Son parcours atypique et ses positions politiques

Ancienne batteuse dans un groupe de heavy metal et motarde pendant ses études, Takaichi défend aujourd'hui le renforcement de l'armée, l'augmentation des dépenses budgétaires pour stimuler la croissance, et le durcissement des politiques d'immigration. Elle s'intéresse également à la promotion de la fusion nucléaire et de la cybersécurité.

Elle s'est engagée à augmenter considérablement le nombre de femmes ministres dans son gouvernement. Cependant, des experts craignent qu'elle ne fasse reculer l'avancement des femmes car, en tant que leader, elle devra montrer sa loyauté envers les influents poids lourds masculins du parti pour éviter un leadership éphémère.

Takaichi soutient les aides financières pour la santé des femmes et les traitements de fertilité, conformément à la politique du PLD qui encourage les femmes à remplir leurs rôles traditionnels de bonnes mères et épouses. Récemment, elle a également évoqué ses propres difficultés avec les symptômes de la ménopause et souligné la nécessité d'éduquer les hommes sur la santé féminine.

Des positions conservatrices sur les questions sociétales

Sur le plan sociétal, Takaichi défend des positions résolument conservatrices. Elle soutient la succession impériale exclusivement masculine et s'oppose au mariage homosexuel.
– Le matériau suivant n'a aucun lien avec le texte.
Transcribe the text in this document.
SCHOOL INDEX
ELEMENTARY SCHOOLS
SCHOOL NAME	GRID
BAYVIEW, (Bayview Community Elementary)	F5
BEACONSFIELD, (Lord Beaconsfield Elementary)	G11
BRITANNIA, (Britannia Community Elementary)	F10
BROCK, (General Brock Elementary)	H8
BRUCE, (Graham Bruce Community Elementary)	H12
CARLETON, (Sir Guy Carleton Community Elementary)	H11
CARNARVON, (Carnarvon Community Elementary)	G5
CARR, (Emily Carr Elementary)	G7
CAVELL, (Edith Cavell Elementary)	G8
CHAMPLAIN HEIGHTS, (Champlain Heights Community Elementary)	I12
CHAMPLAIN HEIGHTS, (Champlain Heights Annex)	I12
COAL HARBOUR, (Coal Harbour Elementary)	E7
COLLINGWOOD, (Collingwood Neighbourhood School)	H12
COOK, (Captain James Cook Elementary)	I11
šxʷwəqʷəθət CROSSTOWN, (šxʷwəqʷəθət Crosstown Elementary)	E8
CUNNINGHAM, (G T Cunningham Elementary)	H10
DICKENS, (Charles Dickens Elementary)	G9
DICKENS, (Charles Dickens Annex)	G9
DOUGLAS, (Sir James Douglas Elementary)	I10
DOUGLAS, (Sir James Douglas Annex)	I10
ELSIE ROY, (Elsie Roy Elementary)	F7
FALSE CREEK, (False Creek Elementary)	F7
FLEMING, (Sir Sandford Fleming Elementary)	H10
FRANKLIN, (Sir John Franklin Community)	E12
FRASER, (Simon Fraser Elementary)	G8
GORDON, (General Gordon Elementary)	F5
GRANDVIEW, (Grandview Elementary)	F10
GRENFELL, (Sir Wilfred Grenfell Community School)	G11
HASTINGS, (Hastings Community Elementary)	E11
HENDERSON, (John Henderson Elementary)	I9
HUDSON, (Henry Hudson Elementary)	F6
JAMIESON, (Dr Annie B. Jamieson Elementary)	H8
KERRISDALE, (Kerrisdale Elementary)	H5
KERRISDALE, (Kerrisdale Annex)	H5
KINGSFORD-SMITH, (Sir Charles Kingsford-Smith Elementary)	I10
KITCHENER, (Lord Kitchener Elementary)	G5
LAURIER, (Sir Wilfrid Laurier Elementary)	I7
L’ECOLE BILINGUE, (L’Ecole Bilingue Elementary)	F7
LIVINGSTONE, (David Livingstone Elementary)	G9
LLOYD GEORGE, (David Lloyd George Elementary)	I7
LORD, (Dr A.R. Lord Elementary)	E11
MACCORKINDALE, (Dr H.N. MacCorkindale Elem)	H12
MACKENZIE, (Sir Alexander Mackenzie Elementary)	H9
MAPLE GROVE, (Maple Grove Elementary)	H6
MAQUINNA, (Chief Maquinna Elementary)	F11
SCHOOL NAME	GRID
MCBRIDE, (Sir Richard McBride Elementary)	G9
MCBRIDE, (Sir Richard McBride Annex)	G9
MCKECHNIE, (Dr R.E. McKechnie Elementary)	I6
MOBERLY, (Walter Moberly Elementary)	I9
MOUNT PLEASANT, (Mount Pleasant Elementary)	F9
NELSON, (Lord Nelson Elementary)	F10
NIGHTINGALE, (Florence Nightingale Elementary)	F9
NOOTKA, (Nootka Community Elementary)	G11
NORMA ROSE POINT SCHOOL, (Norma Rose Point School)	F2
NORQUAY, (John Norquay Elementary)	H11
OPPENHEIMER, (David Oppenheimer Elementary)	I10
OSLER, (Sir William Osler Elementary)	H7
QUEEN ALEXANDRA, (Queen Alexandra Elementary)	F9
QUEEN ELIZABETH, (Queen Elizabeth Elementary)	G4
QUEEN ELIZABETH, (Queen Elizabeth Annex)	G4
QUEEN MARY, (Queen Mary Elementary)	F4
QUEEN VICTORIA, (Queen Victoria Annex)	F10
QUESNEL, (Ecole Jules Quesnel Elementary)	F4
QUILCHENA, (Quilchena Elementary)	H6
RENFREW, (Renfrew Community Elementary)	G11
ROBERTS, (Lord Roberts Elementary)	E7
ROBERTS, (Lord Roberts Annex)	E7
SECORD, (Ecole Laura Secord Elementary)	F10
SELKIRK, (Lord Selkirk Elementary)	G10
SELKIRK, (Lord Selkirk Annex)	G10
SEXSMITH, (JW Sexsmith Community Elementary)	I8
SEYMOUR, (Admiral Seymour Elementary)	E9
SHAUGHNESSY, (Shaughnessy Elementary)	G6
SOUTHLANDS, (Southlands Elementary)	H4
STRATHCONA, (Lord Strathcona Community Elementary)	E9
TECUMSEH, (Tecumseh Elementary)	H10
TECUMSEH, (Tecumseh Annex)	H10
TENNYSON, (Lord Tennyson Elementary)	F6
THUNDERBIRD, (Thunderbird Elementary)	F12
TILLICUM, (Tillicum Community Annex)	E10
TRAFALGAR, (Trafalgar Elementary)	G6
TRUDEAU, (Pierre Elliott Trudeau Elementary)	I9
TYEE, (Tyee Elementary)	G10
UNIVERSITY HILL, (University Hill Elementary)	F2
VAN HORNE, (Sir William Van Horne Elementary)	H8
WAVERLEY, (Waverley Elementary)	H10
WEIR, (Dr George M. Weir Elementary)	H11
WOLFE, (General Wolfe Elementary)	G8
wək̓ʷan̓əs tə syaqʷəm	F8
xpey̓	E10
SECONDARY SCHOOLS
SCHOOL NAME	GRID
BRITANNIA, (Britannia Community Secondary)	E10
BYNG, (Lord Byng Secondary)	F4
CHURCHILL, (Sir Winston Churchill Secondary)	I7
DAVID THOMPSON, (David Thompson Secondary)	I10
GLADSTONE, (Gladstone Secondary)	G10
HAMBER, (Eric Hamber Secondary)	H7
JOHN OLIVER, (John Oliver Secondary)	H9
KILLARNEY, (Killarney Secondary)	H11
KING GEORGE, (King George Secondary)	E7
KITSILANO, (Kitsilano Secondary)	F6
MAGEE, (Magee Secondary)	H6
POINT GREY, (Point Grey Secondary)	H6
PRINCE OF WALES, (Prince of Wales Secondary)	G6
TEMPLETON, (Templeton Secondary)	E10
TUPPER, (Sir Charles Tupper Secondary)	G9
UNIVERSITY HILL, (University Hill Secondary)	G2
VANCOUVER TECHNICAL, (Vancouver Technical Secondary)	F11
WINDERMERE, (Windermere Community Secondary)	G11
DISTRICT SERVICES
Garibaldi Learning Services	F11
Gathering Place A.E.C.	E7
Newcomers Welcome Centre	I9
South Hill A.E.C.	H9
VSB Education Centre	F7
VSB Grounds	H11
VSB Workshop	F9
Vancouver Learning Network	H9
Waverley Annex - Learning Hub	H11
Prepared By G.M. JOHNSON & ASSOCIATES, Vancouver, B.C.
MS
Elle s'oppose également à la révision de la loi civile du XIXe siècle qui permettrait aux couples mariés d'avoir des noms de famille différents, un changement qui éviterait aux femmes d'abandonner leur nom de jeune fille sous la pression sociale. Ses positions incluent :

  • Défense de la succession impériale exclusivement masculine
  • Opposition au mariage entre personnes de même sexe
  • Refus de permettre aux couples mariés d'avoir des noms de famille différents
  • Soutien à une vision traditionnelle de la famille japonaise

Les implications pour la politique étrangère japonaise

Révisionniste de l'histoire de guerre et faucon vis-à-vis de la Chine, Takaichi visite régulièrement le sanctuaire Yasukuni, considéré par les voisins du Japon comme un symbole du militarisme. Bien qu'elle ait refusé de préciser ce qu'elle ferait en tant que Première ministre, les observateurs politiques estiment que ses positions révisionnistes pourraient compliquer les relations avec Pékin et Séoul.

Sa position ferme inquiète également le Komeito, parti modéré d'inspiration bouddhiste et partenaire de longue date du PLD. Si elle a affirmé que la coalition actuelle est cruciale pour son parti, elle se dit également ouverte à collaborer avec des groupes d'extrême droite.

La représentation féminine dans la politique japonaise

L'accession de Takaichi à ce poste survient dans un contexte où les femmes ne représentent qu'environ 15% des membres de la chambre basse du parlement japonais, la plus puissante des deux chambres. Sur les 47 gouverneurs de préfectures que compte le Japon, seuls deux sont des femmes.

Cette sous-représentation chronique des femmes dans la politique japonaise contraste avec l'arrivée historique de Takaichi à la tête du PLD. Le Japon se classe traditionnellement parmi les derniers pays développés en matière d'égalité des sexes, notamment dans les sphères politiques et économiques.